As is clear from Table 5, in the samples prepared by adding the purine-body reducing agent having a xanthine oxidase activity value in examples 13 to 15, xanthine was reduced, and uric acid was produced. Further, from the results of examples 1 to 4 shown in Table 1, it was found that uric acid was produced to contribute to the improvement of flavor stability of beer.

Claims (9)

1. A processed food comprising uric acid, wherein the content (X) of uric acid is 0.001 mu g/g or more.

2. The processed food according to claim 1, wherein the content (Y) of the purine body is 1000 μg/g or less.

3. The processed food according to claim 1 or 2, wherein the ratio of the content of uric acid (X) (unit: μg/g) to the content of purine body (Y) (unit: μg/g), i.e., (X)/(Y), is 0.00001 or more.

4. A processed food according to any one of claims 1 to 3, wherein the processed food is processed food belonging to the middle classification 72 to 76, based on the japanese standard commodity classification revised in the year 2 (1990) 6, except ice belonging to the middle classification 76 and cigarettes manufactured.

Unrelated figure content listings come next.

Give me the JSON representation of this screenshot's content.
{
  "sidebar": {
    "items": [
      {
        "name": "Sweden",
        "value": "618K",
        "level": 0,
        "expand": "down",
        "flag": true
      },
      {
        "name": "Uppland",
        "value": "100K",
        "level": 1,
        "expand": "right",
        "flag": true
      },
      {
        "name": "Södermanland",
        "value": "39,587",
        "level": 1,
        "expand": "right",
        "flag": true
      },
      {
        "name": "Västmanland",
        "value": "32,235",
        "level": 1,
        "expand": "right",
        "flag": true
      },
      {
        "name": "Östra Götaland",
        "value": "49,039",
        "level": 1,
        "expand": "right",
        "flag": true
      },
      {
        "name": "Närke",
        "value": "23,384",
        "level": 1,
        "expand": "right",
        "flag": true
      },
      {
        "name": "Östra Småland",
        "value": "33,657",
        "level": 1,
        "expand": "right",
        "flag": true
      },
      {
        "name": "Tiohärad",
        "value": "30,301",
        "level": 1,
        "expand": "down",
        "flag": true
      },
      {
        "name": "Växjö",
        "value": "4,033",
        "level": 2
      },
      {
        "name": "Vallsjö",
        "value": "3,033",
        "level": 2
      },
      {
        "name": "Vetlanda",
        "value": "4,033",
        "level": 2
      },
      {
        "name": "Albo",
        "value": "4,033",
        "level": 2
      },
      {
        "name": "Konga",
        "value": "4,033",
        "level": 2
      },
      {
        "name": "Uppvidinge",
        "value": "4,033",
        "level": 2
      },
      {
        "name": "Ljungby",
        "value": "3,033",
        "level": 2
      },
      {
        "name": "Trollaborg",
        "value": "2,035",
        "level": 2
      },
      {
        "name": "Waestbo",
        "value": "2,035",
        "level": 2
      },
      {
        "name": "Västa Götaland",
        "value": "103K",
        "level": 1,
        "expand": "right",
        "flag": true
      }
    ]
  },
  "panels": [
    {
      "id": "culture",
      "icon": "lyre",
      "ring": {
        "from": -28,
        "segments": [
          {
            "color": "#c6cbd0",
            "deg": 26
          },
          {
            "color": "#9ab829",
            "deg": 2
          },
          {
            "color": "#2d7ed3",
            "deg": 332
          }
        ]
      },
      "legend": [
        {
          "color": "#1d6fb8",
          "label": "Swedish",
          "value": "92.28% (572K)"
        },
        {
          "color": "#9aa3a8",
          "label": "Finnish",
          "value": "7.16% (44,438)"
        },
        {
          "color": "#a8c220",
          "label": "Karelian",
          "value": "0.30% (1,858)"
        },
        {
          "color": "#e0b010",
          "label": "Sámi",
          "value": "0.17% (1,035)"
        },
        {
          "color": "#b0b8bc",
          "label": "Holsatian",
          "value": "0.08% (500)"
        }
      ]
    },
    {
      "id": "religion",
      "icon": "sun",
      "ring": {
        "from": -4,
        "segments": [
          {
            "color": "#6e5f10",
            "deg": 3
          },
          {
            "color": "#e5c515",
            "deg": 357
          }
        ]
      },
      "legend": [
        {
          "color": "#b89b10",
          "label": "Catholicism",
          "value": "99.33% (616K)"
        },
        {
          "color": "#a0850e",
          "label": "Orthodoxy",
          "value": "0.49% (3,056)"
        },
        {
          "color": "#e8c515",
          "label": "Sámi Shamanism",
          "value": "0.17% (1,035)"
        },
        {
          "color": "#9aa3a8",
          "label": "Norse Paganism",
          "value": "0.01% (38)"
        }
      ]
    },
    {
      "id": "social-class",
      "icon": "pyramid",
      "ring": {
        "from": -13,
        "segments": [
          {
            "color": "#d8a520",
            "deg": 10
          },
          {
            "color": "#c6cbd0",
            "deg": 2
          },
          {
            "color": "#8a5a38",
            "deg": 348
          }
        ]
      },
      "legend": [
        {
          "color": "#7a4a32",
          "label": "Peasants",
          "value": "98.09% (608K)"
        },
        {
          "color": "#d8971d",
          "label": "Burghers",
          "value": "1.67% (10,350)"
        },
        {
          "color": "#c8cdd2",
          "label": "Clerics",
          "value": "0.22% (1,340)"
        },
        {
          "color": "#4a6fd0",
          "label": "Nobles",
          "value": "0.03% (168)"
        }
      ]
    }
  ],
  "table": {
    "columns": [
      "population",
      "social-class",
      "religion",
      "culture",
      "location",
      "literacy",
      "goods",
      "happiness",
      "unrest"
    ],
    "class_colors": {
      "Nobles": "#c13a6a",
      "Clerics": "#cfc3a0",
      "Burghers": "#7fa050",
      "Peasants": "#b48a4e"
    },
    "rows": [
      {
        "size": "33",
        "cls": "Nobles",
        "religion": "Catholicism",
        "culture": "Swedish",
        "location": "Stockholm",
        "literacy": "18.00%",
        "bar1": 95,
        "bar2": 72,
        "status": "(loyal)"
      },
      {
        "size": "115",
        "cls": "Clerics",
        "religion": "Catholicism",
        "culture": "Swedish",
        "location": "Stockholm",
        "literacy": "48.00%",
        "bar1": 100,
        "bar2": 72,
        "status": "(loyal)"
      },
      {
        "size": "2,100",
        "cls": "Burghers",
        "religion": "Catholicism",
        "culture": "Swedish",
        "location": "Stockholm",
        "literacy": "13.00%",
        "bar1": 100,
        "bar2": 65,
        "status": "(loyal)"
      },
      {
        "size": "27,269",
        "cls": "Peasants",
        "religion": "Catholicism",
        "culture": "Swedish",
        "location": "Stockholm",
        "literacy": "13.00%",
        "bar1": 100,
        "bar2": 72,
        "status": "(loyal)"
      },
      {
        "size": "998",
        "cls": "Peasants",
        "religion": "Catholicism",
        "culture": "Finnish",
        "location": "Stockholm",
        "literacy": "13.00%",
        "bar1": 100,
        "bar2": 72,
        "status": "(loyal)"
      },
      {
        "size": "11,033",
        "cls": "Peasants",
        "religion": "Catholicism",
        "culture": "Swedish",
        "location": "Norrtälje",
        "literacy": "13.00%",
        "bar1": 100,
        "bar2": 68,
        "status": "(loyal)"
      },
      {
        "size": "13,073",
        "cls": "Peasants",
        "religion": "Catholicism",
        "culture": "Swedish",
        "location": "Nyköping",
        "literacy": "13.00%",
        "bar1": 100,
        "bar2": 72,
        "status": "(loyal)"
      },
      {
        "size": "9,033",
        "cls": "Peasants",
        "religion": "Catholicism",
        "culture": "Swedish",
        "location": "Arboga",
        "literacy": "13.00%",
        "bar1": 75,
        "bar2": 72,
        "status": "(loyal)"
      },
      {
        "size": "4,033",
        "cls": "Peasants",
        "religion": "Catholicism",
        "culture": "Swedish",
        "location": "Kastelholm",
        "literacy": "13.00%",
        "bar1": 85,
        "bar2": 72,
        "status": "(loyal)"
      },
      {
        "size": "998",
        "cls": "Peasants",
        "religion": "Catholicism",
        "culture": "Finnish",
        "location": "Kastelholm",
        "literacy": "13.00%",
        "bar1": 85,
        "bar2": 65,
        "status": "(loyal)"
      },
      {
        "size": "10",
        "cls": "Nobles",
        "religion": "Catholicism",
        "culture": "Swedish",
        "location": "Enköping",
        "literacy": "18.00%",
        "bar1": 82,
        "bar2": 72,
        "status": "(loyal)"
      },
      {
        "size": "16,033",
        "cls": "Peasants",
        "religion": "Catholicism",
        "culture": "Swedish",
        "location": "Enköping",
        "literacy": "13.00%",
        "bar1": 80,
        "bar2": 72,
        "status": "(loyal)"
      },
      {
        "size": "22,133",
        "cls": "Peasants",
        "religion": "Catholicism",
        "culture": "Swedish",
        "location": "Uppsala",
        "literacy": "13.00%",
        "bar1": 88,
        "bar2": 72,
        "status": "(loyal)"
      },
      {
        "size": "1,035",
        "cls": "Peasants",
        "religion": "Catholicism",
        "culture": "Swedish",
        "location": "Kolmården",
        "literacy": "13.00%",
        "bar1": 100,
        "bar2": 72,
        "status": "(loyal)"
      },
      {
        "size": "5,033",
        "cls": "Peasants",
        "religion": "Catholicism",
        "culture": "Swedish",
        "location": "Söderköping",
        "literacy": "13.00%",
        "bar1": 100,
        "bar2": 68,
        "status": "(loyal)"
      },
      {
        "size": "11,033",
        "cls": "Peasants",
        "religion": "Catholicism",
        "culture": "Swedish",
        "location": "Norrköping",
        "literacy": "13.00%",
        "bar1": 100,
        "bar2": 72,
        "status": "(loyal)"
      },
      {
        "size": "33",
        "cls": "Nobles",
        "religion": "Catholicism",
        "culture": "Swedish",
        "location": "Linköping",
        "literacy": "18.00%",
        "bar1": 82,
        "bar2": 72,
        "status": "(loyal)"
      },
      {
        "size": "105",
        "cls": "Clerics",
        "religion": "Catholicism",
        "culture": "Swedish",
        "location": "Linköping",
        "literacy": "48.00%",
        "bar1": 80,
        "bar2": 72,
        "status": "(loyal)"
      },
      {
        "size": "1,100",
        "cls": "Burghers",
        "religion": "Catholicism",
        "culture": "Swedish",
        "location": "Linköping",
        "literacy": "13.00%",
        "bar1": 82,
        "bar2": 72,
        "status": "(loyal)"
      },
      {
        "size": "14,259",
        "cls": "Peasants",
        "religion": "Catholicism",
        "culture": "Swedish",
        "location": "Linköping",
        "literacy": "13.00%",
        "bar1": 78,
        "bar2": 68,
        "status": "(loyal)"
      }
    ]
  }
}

5. The processed food according to any one of claims 1 to 4, wherein the processed food is a beer-flavored beverage.

6. The processed food according to any one of claims 1 to 5, which has xanthine oxidase activity.

7. The processed food according to any one of claims 1 to 5, which contains a protein having xanthine oxidase activity.

8. A method for producing the processed food according to any one of claims 1 to 7, comprising a step of adjusting the content (X) of uric acid.

9. A method for stabilizing the characteristics of a processed food, characterized by preparing a processed food having a uric acid content (X) adjusted to 0.001 [ mu ] g/g or more.